Schweiz

Die Wahl des Waadtländers Guy Parmelin in den Bundesrat hat der SVP in der Romandie nicht zu einem Höhenflug verholfen. Bild: KEYSTONE

Der Parmelin-Rausch ist verflogen

Von der Wahl ihres ersten Westschweizer Bundesrates erhoffte sich die Partei einen Aufschwung in der Romandie. Doch der blieb aus: Noch immer dominiert ennet der Saane das Misstrauen gegen die «Deutschschweizer Partei».

04.04.17, 04:28 04.04.17, 06:48

DENNIS BÜHLER UND ANTONIO FUMAGALLI / Aargauer Zeitung

Es ist mehr als die Wahl eines Waadtländers: Als Guy Parmelin am 9. Dezember 2015 seine Konkurrenten Thomas Aeschi und Norman Gobbi aussticht und in den Bundesrat gewählt wird, freut sich die gesamte Westschweizer SVP.

Der Neuenburger Parteipräsident Yvan Perrin jubelt vor dem TV im Berner Hotel Ambassador mit Vertretern der Waadtländer Sektion, später trinkt man an der Fraktionssitzung im «Kornhauskeller» Petite Arvine aus dem Wallis.

Als Parmelin einige Tage später zur Wahlfeier in seine Heimat reist, stoppt der Sonderzug für einen Zwischenhalt in Freiburg. SVPler überall in der Romandie hoffen, der Aufstieg des Weinbauern in die Landesregierung stelle eine Zeitenwende dar:

Die Waadtlaender Delegation mit Regierungspräsident Pierre-Yves Maillard, Regierungsrat Pascal Broulis sowie Philippe Parmelin, Gemeindepräsident von Bursins, jubelt über Guy Parmelins Wahl. Bild: KEYSTONE

Die SVP, die in der Romandie bei den Nationalratswahlen einen um zwölf Prozentpunkte geringeren Wähleranteil erreicht hat als in der Deutschschweiz (21 statt 32,9 Prozent), soll nun endlich auch im französischsprachigen Landesteil den endgültigen Durchbruch schaffen.

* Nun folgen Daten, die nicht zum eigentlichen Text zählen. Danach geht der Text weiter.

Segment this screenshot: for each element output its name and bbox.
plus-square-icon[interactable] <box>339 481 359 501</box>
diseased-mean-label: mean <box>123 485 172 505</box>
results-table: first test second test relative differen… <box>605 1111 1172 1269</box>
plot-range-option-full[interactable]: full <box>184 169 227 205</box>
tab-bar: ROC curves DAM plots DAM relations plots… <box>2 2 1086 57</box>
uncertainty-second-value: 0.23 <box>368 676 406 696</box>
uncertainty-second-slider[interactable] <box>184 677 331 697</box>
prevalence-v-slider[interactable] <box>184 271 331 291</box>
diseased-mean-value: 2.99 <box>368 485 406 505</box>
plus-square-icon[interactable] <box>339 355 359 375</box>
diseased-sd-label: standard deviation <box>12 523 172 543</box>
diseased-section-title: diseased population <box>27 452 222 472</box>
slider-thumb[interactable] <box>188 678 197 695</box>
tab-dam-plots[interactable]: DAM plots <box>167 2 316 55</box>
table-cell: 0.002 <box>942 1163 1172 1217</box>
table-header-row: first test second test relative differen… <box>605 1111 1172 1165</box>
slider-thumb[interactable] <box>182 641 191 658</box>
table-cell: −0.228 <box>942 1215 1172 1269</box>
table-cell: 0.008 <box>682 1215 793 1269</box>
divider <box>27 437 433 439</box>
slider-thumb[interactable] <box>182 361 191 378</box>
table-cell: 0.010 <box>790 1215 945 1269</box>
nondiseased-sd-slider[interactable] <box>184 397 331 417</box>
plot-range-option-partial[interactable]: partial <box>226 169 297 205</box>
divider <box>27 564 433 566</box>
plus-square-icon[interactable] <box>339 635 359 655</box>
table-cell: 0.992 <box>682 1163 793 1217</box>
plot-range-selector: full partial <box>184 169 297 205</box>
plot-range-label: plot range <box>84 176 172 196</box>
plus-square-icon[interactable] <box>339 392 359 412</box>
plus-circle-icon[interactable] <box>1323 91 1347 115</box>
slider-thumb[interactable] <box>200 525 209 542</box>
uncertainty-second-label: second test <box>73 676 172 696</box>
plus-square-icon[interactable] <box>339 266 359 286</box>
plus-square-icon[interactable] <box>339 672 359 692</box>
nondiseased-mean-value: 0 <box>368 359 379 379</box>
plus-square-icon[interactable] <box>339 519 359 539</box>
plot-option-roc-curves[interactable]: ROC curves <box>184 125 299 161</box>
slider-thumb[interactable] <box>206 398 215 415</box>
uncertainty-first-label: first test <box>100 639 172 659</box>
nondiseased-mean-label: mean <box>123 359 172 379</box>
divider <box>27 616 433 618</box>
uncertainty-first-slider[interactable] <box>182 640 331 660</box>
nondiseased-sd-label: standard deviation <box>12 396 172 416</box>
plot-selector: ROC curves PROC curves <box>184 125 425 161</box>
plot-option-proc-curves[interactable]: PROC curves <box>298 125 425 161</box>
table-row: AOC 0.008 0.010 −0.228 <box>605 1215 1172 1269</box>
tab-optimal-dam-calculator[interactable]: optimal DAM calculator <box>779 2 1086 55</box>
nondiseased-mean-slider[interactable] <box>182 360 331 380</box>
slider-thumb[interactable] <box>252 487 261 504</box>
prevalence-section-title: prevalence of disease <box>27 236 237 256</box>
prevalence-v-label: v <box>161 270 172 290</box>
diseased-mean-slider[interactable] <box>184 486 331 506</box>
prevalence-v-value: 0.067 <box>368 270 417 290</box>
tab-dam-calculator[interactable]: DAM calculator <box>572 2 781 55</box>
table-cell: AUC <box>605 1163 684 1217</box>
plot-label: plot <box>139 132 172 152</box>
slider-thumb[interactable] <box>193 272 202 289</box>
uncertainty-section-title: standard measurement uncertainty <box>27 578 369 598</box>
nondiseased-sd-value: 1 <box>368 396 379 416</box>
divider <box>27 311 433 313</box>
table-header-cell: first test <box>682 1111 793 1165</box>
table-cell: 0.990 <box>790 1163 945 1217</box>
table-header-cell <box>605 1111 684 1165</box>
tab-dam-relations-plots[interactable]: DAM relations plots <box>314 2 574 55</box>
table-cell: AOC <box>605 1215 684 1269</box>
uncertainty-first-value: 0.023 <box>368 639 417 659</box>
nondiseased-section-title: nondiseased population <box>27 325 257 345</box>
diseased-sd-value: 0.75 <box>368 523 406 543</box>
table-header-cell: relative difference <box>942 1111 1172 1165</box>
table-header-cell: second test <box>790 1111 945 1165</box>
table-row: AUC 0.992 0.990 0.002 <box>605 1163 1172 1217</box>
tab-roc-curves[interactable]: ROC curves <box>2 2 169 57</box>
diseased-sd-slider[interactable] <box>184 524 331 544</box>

Der damalige Parteipräsident Toni Brunner prognostiziert: Landesvater Parmelin werde der Volkspartei ennet der Saane einen Wählerzuwachs von vier Prozent bringen.

Auch SVP-Vordenker Christoph Blocher jubelt: «Unsere Strategie ist aufgegangen: Endlich haben wir einen Romand im Bundesrat!»

Niederlagen in drei Kantonen

Seit diesen Szenen und Zitaten sind anderthalb Jahre vergangen. Und längst sind die euphorischen Töne Katzenjammer gewichen.

Ob in Freiburg, im Wallis oder am vergangenen Sonntag in Neuenburg – wo immer zuletzt in der Westschweiz gewählt wurde, verfehlte die SVP ihre Ziele: Im Freiburger Grossen Rat konnte sie ihre 21 Sitze immerhin halten, blieb aber drittstärkste Kraft hinter der SP und der CVP und schaffte den Einzug in die Exekutive nicht; im Wallis gewann sie zwar zwei Parlamentssitze hinzu, verlor aber Staatsrat Oskar Freysinger; und nun in Neuenburg büsste sie sage und schreibe 11 ihrer 20 Parlamentssitze ein und verpasste den Sprung in die Regierung klar.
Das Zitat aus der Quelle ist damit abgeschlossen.